You’ve probably already noticed this, but, uh, people are mad right now. Just as concerning as what is causing that anger is the fact that there seems to be no viable channels of recourse - no real way to hold the people responsible for making people mad accountable.
I’m not really here today to talk about the forces that got Donald Trump re-elected or why many people view the CEO killer as a folk hero. Instead, I’m here to talk about a scene in a film that encapsulates the decades-long dynamic that seems to have given rise to these troubling times.
Improbably, I’m referring to a moment in Ryusuke Hamaguchi’s Evil Does Not Exist. The film charts the efforts of real estate developers who want to build a luxury glamping site in a remote mountain community in Japan. The community is unspoiled - spring water collected by its residents is used in locally made udon noodles and children walk home from school through the forest. A glamping site nestled somewhere in it might seem like a low-impact addition to the community, but the locals don’t see it that way.
This all comes to light during a seemingly banal scene in which the locals grill representatives of the real estate firm on their plans. It’s a town hall meeting - nothing more - but Hamaguchi lets it go and go and go, and the townspeople are quickly able to expose serious flaws in the plan. There are no plans to have a caretaker on site 24 hours a day, meaning city folk cutting loose could become quite disruptive. Far worse, the septic system is not adequate if the glamping site is at full capacity, and it is positioned in a place that could threaten a water supply so pure that residents can draw directly from it.
The residents are at once up in arms and diplomatic. The people sent to talk to them are middlemen. They have a video and platitudes and condescension. They collect notes for their boss and have no good answers - no answers at all - for the valid concerns being raised. Even so, an elder, and others in the crowd, seem willing to work with the developers, because what other choice do they have?
We’ve all been experiencing this for decades, so though Hamaguchi includes a follow-up scene where the middlemen share the townspeople’s concerns with their boss and the boss dismisses them almost, we hardly need confirmation that the fix is in.

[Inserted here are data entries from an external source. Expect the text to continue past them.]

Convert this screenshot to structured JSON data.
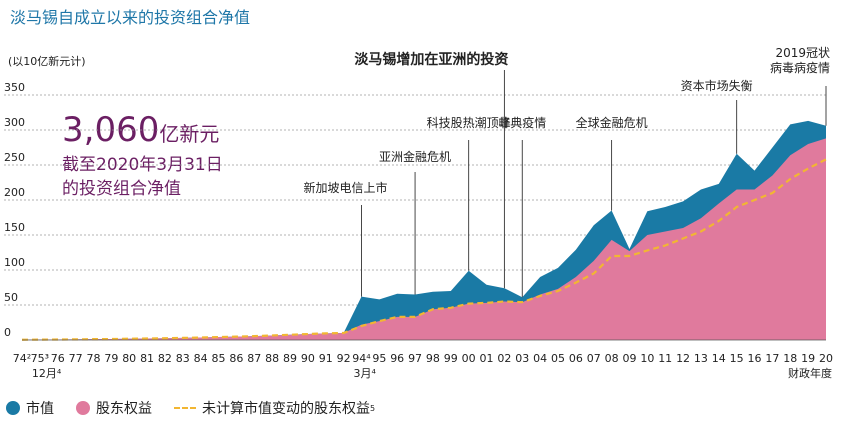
{
  "title": "淡马锡自成立以来的投资组合净值",
  "unit_label": "(以10亿新元计)",
  "highlight": {
    "value": "3,060",
    "unit": "亿新元",
    "line1": "截至2020年3月31日",
    "line2": "的投资组合净值"
  },
  "chart_data": {
    "type": "area",
    "title": "淡马锡自成立以来的投资组合净值",
    "ylabel": "(以10亿新元计)",
    "xlabel": "财政年度",
    "ylim": [
      0,
      350
    ],
    "yticks": [
      0,
      50,
      100,
      150,
      200,
      250,
      300,
      350
    ],
    "categories": [
      "74",
      "75",
      "76",
      "77",
      "78",
      "79",
      "80",
      "81",
      "82",
      "83",
      "84",
      "85",
      "86",
      "87",
      "88",
      "89",
      "90",
      "91",
      "92",
      "94",
      "95",
      "96",
      "97",
      "98",
      "99",
      "00",
      "01",
      "02",
      "03",
      "04",
      "05",
      "06",
      "07",
      "08",
      "09",
      "10",
      "11",
      "12",
      "13",
      "14",
      "15",
      "16",
      "17",
      "18",
      "19",
      "20"
    ],
    "tick_labels": [
      "74²",
      "75³",
      "76",
      "77",
      "78",
      "79",
      "80",
      "81",
      "82",
      "83",
      "84",
      "85",
      "86",
      "87",
      "88",
      "89",
      "90",
      "91",
      "92",
      "94⁴",
      "95",
      "96",
      "97",
      "98",
      "99",
      "00",
      "01",
      "02",
      "03",
      "04",
      "05",
      "06",
      "07",
      "08",
      "09",
      "10",
      "11",
      "12",
      "13",
      "14",
      "15",
      "16",
      "17",
      "18",
      "19",
      "20"
    ],
    "sub_labels": [
      {
        "at": "75",
        "text": "12月⁴"
      },
      {
        "at": "94",
        "text": "3月⁴"
      }
    ],
    "series": [
      {
        "name": "市值",
        "color": "#1a7aa5",
        "values": [
          0.4,
          0.5,
          0.7,
          0.9,
          1.2,
          1.4,
          1.8,
          2.1,
          2.5,
          3.0,
          3.5,
          4.2,
          4.8,
          5.5,
          6.5,
          7.5,
          8.5,
          9.5,
          10,
          62,
          58,
          66,
          65,
          69,
          70,
          99,
          79,
          74,
          61,
          90,
          103,
          129,
          164,
          185,
          130,
          184,
          190,
          198,
          215,
          223,
          266,
          242,
          275,
          308,
          313,
          306
        ]
      },
      {
        "name": "股东权益",
        "color": "#e07a9d",
        "values": [
          0.4,
          0.5,
          0.7,
          0.9,
          1.2,
          1.4,
          1.8,
          2.1,
          2.5,
          3.0,
          3.5,
          4.2,
          4.8,
          5.5,
          6.5,
          7.5,
          8.5,
          9.5,
          10,
          22,
          27,
          33,
          33,
          44,
          46,
          52,
          53,
          55,
          54,
          65,
          73,
          90,
          113,
          143,
          127,
          150,
          155,
          160,
          174,
          195,
          215,
          215,
          235,
          264,
          280,
          288
        ]
      },
      {
        "name": "未计算市值变动的股东权益⁵",
        "color": "#f2b632",
        "dashed": true,
        "values": [
          0.4,
          0.5,
          0.7,
          0.9,
          1.2,
          1.4,
          1.8,
          2.1,
          2.5,
          3.0,
          3.5,
          4.2,
          4.8,
          5.5,
          6.5,
          7.5,
          8.5,
          9.5,
          10,
          20,
          27,
          33,
          33,
          44,
          46,
          52,
          53,
          55,
          54,
          63,
          70,
          82,
          95,
          120,
          120,
          128,
          135,
          145,
          155,
          170,
          190,
          200,
          210,
          230,
          245,
          258
        ]
      }
    ],
    "annotations": [
      {
        "text": "新加坡电信上市",
        "at": "94"
      },
      {
        "text": "亚洲金融危机",
        "at": "97"
      },
      {
        "text": "科技股热潮顶峰",
        "at": "00"
      },
      {
        "text": "淡马锡增加在亚洲的投资",
        "at": "02",
        "bold": true
      },
      {
        "text": "非典疫情",
        "at": "03"
      },
      {
        "text": "全球金融危机",
        "at": "08"
      },
      {
        "text": "资本市场失衡",
        "at": "15"
      },
      {
        "text": "2019冠状",
        "at": "20",
        "line2": "病毒病疫情"
      }
    ]
  },
  "legend": [
    {
      "label": "市值",
      "color": "#1a7aa5"
    },
    {
      "label": "股东权益",
      "color": "#e07a9d"
    },
    {
      "label": "未计算市值变动的股东权益",
      "sup": "5",
      "color": "#f2b632"
    }
  ]
}
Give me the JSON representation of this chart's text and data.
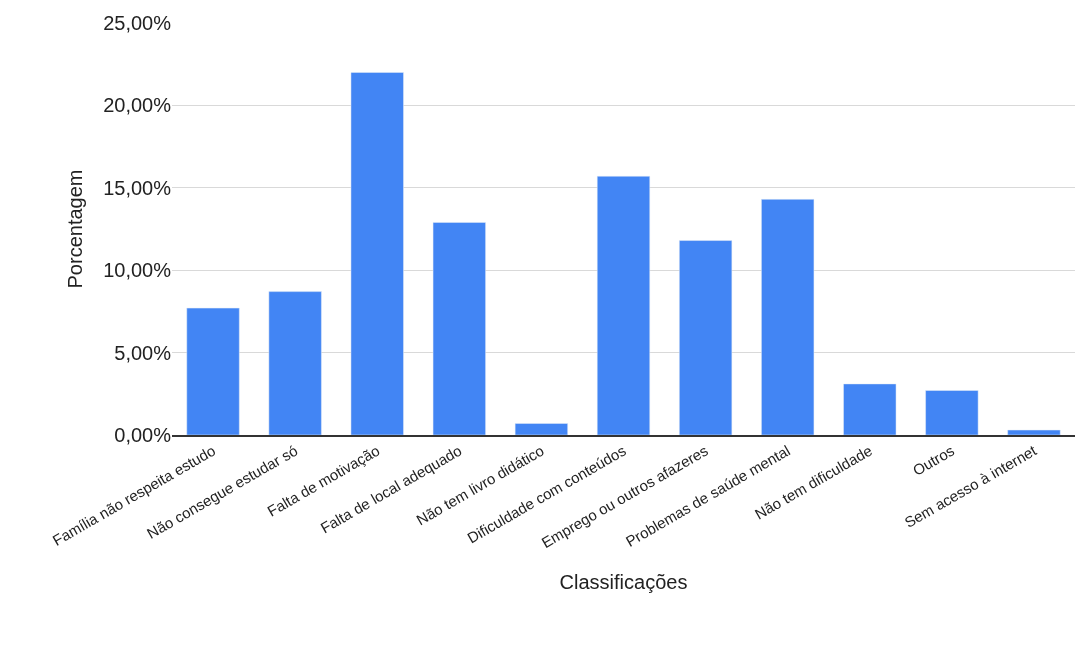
{
  "chart_data": {
    "type": "bar",
    "xlabel": "Classificações",
    "ylabel": "Porcentagem",
    "categories": [
      "Família não respeita estudo",
      "Não consegue estudar só",
      "Falta de motivação",
      "Falta de local adequado",
      "Não tem livro didático",
      "Dificuldade com conteúdos",
      "Emprego ou outros afazeres",
      "Problemas de saúde mental",
      "Não tem dificuldade",
      "Outros",
      "Sem acesso à internet"
    ],
    "values": [
      7.7,
      8.7,
      22.0,
      12.9,
      0.7,
      15.7,
      11.8,
      14.3,
      3.1,
      2.7,
      0.3
    ],
    "color": "#4285f4",
    "ylim": [
      0,
      25
    ],
    "yticks": [
      {
        "value": 0,
        "label": "0,00%"
      },
      {
        "value": 5,
        "label": "5,00%"
      },
      {
        "value": 10,
        "label": "10,00%"
      },
      {
        "value": 15,
        "label": "15,00%"
      },
      {
        "value": 20,
        "label": "20,00%"
      },
      {
        "value": 25,
        "label": "25,00%"
      }
    ],
    "grid": "y"
  }
}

Hamaguchi doesn’t pay this all off with an angry speech or revenge fantasy later in the film. Indeed, the townspeople go on with their lives, seemingly resigned to the fact that this glamping site will likely be ruinous. Instead, weird things start to happen. Everything is unbalanced, uncertain, and menacing - and mostly because these real estate developers won’t build a slightly larger septic system and put it in a less dangerous place. It’s absurd and short-sighted, and while the townspeople (mostly) aren’t angry, I was seething. I still am.
The truth is, we live in an age where powerful people piss on our legs every day and then tell us it’s raining. To be more accurate, they send other people - patsies - to deliver the forecast. We all know it, and it’s no mystery why people are so upset.
Hamaguchi’s Evil Does Not Exist doesn’t really deal in that anger directly. Instead, it deals in the consequences of what happens when that anger has no obvious path. No wonder streams feature so prominently as a metaphor and no wonder the film’s conclusion is so dream-like, strange and unsettling instead of satisfying.